How do you find the polar equation to the tangent, at theta = pi/12, on r = sin 3theta?

1 Answer
Jan 24, 2017

So, r =1/(4cos theta - 2sin theta ). In cartesian form, this is 4x-2y-1=0

Explanation:

The given equation represents a three-petal rose.

The equation to the tangent

at P (f(alpha), alpha), on r = f(theta) is

r(sin theta-tan psi cos theta) =f(alpha)(sin alpha-tan psi cos alpha),

where

tan psi = m=

((dr)/(d theta )sinalpha+ r cos alpha)/((dr)/(d theta)cos theta- r sin theta) , at P.

Briefly,

r sin (theta-psi)= f(alpha)sin(alpha-psi)

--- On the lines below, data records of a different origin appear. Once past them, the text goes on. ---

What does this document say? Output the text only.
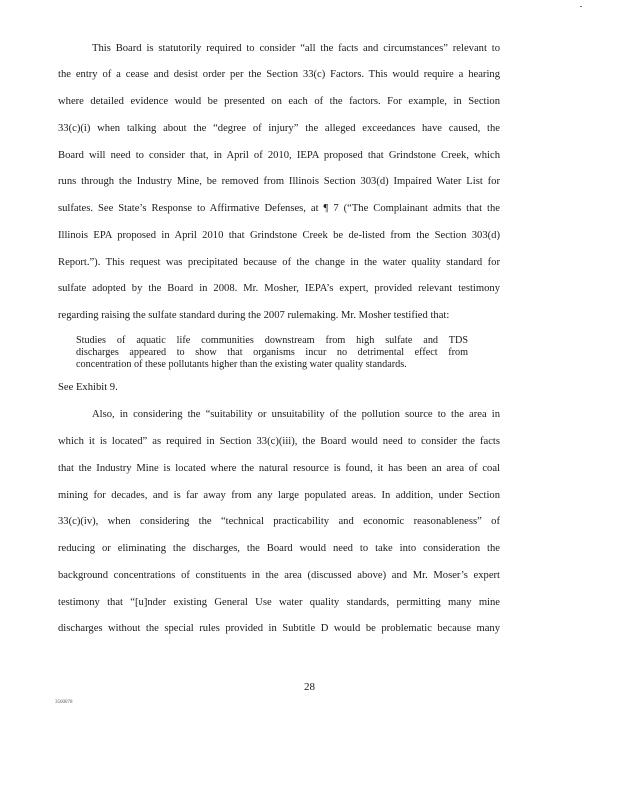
This Board is statutorily required to consider “all the facts and circumstances” relevant to
the entry of a cease and desist order per the Section 33(c) Factors. This would require a hearing
where detailed evidence would be presented on each of the factors. For example, in Section
33(c)(i) when talking about the “degree of injury” the alleged exceedances have caused, the
Board will need to consider that, in April of 2010, IEPA proposed that Grindstone Creek, which
runs through the Industry Mine, be removed from Illinois Section 303(d) Impaired Water List for
sulfates. See State’s Response to Affirmative Defenses, at ¶ 7 (“The Complainant admits that the
Illinois EPA proposed in April 2010 that Grindstone Creek be de-listed from the Section 303(d)
Report.”). This request was precipitated because of the change in the water quality standard for
sulfate adopted by the Board in 2008. Mr. Mosher, IEPA’s expert, provided relevant testimony
regarding raising the sulfate standard during the 2007 rulemaking. Mr. Mosher testified that:
Studies of aquatic life communities downstream from high sulfate and TDS
discharges appeared to show that organisms incur no detrimental effect from
concentration of these pollutants higher than the existing water quality standards.
See Exhibit 9.
Also, in considering the “suitability or unsuitability of the pollution source to the area in
which it is located” as required in Section 33(c)(iii), the Board would need to consider the facts
that the Industry Mine is located where the natural resource is found, it has been an area of coal
mining for decades, and is far away from any large populated areas. In addition, under Section
33(c)(iv), when considering the “technical practicability and economic reasonableness” of
reducing or eliminating the discharges, the Board would need to take into consideration the
background concentrations of constituents in the area (discussed above) and Mr. Moser’s expert
testimony that “[u]nder existing General Use water quality standards, permitting many mine
discharges without the special rules provided in Subtitle D would be problematic because many
28
3560078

Here, r = sin 3 theta and (dr)/(d theta)=3 cos 3 theta.

P is (1/sqrt2, pi/12),

m at P = (3/2+1/2)/(3/2-1/2)= 2.

Now, the equation to the tangent at P is

r(sin theta- 2 cos theta) = 1/sqrt2(1/sqrt2-2/sqrt2)=-1/2

So, r =1//(4cos theta - 2sin theta )

In cartesian form, this is 4x-2y-1=0#